Pages

Tuesday, December 20, 2011

Site-to-Site VPN between Check Point and Cisco ASA

It's a common occurance that we have to configure Site-to-Site VPNs between Check Point firewalls and Cisco devices (ASAs and routers).
But configuring a Site-to-Site VPN in Check Point with a 3rd Party Device is sometimes a bit tricky. This is because the auto-summarisation or supernetting of networks in Check Point end.
When we are creating the Site-to-Site VPN we have to follow these basic steps.
  • Enable VPN feature on the Check Point firewall
    • Configure the Encryption Domain
  • Create an Interoperable device for the remote end VPN terminator
    • Configure the Encryption Domain
  • Create a VPN Community and configure the parameters for the VPN (IKE, IPSec parameters)
  • Configure Firewall rules for the communication
After configuring all these things correctly we will (most of the time) fall into the famous
"No Valid SA when creating IPSEC tunnel with an interoperable device" problem.

According to sk39419:

"The nature of this problem is due to the ability of the Check Point Security Gateway to dynamically supernet subnets to reduce the amount of SA overhead normally generated by VPN traffic. Most third party vendors are inherently static and therefore do not have the ability to understand this dynamic behaviour."

This article also provides 3 possible solutions for this.

But if you just play around with this you will find an interesting behaviour.

This is what I observed when I played with one of the VPNs I had to troubleshoot.

Our Encryption Domain (behind the Check Point Firewall) is a straight forward 10.16.0.0/24 network.
Remote end Encryption Domain (behind Cisco ASA) had three hosts 192.168.1.240, 192.168.1.241. So if I create two host objects for the above two IPs, add them to a group object and configure that group object to be the Encryption Domain of the Interoperable Device, this is what happens.
IKE Main mode completes correctly.
In the Quick mode negotiation the ids are sent as (10.16.0.0/24 - 192.168.0.0/16) from Check Point to ASA.
As the ASA is not configured to accept 192.168.0.0/16 as the id it will not establish the IPSec tunnel.
On solution we can provide (also mentioned in sk39419) is to set "One VPN Tunnel per each subnet pair" option in VPN Commmunity -> Tunnel Management section.
The problem with this is it will increase the number of phase 2 SAs. This is not desired though it solves the problem.

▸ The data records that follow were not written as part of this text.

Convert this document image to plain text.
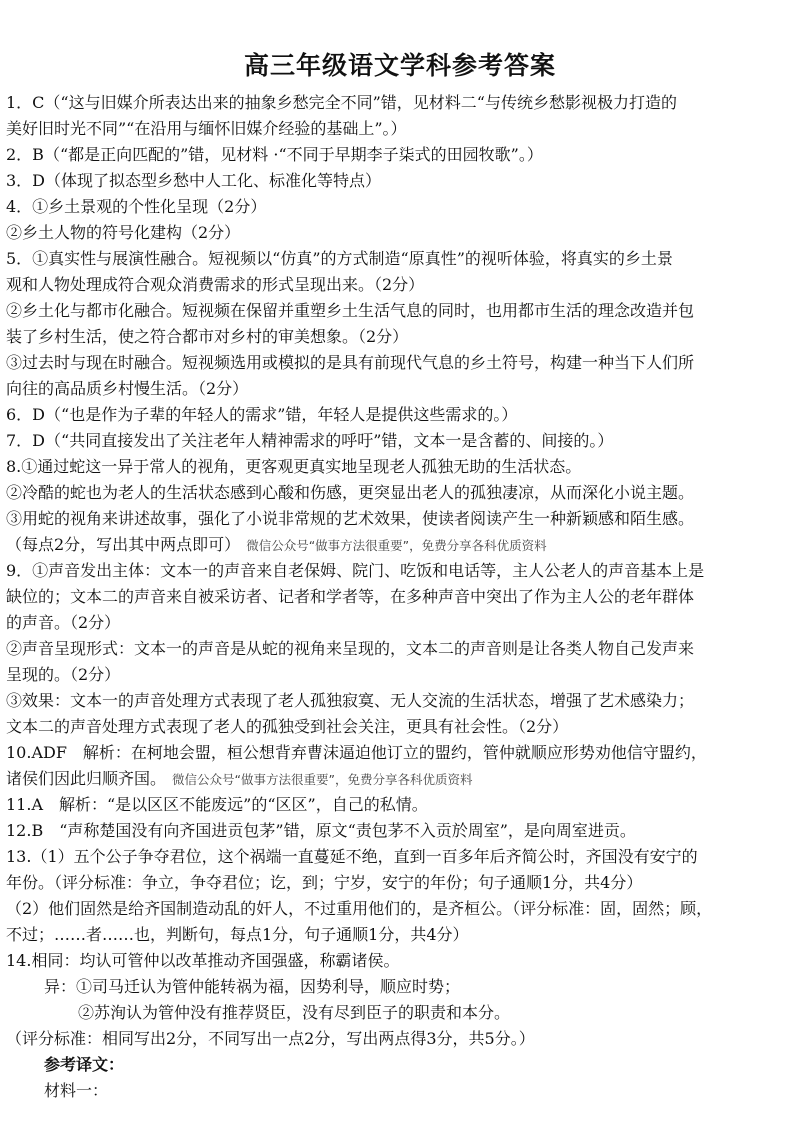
高三年级语文学科参考答案
1．C（“这与旧媒介所表达出来的抽象乡愁完全不同”错，见材料二“与传统乡愁影视极力打造的
美好旧时光不同”“在沿用与缅怀旧媒介经验的基础上”。）
2．B（“都是正向匹配的”错，见材料 ·“不同于早期李子柒式的田园牧歌”。）
3．D（体现了拟态型乡愁中人工化、标准化等特点）
4．①乡土景观的个性化呈现（2分）
②乡土人物的符号化建构（2分）
5．①真实性与展演性融合。短视频以“仿真”的方式制造“原真性”的视听体验，将真实的乡土景
观和人物处理成符合观众消费需求的形式呈现出来。（2分）
②乡土化与都市化融合。短视频在保留并重塑乡土生活气息的同时，也用都市生活的理念改造并包
装了乡村生活，使之符合都市对乡村的审美想象。（2分）
③过去时与现在时融合。短视频选用或模拟的是具有前现代气息的乡土符号，构建一种当下人们所
向往的高品质乡村慢生活。（2分）
6．D（“也是作为子辈的年轻人的需求”错，年轻人是提供这些需求的。）
7．D（“共同直接发出了关注老年人精神需求的呼吁”错，文本一是含蓄的、间接的。）
8.①通过蛇这一异于常人的视角，更客观更真实地呈现老人孤独无助的生活状态。
②冷酷的蛇也为老人的生活状态感到心酸和伤感，更突显出老人的孤独凄凉，从而深化小说主题。
③用蛇的视角来讲述故事，强化了小说非常规的艺术效果，使读者阅读产生一种新颖感和陌生感。
（每点2分，写出其中两点即可） 微信公众号“做事方法很重要”，免费分享各科优质资料
9．①声音发出主体：文本一的声音来自老保姆、院门、吃饭和电话等，主人公老人的声音基本上是
缺位的；文本二的声音来自被采访者、记者和学者等，在多种声音中突出了作为主人公的老年群体
的声音。（2分）
②声音呈现形式：文本一的声音是从蛇的视角来呈现的，文本二的声音则是让各类人物自己发声来
呈现的。（2分）
③效果：文本一的声音处理方式表现了老人孤独寂寞、无人交流的生活状态，增强了艺术感染力；
文本二的声音处理方式表现了老人的孤独受到社会关注，更具有社会性。（2分）
10.ADF　解析：在柯地会盟，桓公想背弃曹沫逼迫他订立的盟约，管仲就顺应形势劝他信守盟约，
诸侯们因此归顺齐国。 微信公众号“做事方法很重要”，免费分享各科优质资料
11.A　解析：“是以区区不能废远”的“区区”，自己的私情。
12.B　“声称楚国没有向齐国进贡包茅”错，原文“责包茅不入贡於周室”，是向周室进贡。
13.（1）五个公子争夺君位，这个祸端一直蔓延不绝，直到一百多年后齐简公时，齐国没有安宁的
年份。（评分标准：争立，争夺君位；讫，到；宁岁，安宁的年份；句子通顺1分，共4分）
（2）他们固然是给齐国制造动乱的奸人，不过重用他们的，是齐桓公。（评分标准：固，固然；顾，
不过；……者……也，判断句，每点1分，句子通顺1分，共4分）
14.相同：均认可管仲以改革推动齐国强盛，称霸诸侯。
异：①司马迁认为管仲能转祸为福，因势利导，顺应时势；
②苏洵认为管仲没有推荐贤臣，没有尽到臣子的职责和本分。
（评分标准：相同写出2分，不同写出一点2分，写出两点得3分，共5分。）
参考译文：
材料一：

So luckily we can supernet the IPs used for the two hosts to 192.168.1.240/31 (thus following the solution C in sk39419). So we created a Network object (say Net_remote_enc_domain) with IP address 192.168.1.240 and net mask 255.255.255.253 and added it to the encryption domain of the Interoperable device.
It worked.!!! :)

But later, there was a requirement to add an additional host to remote end's encryption domain - 192.168.1.218.
If we are to have a supernet to the three hosts, eventually we will be adding 64 hosts to the encryption domain. This was not desired from the remote end.
Still we are following the solution C of sk39419:
"Change the encryption domain of the Security Gateway to use a specific subnet instead of using hosts or groups. This will stop the Check Point Security Gateway from supernetting hosts since they now are part of a subnet which has been manually defined."

Now I wanted to play around a little bit.
First I created a group object (grp_remote_enc_domain), added the network object Net_remote_enc_domain (which is 192.168.1.240/31) and host object (say remote_host3) with IP 192.168.1.218, and configure it as the encryption domain to the Interoperable device (i.e. the remote end VPN terminator)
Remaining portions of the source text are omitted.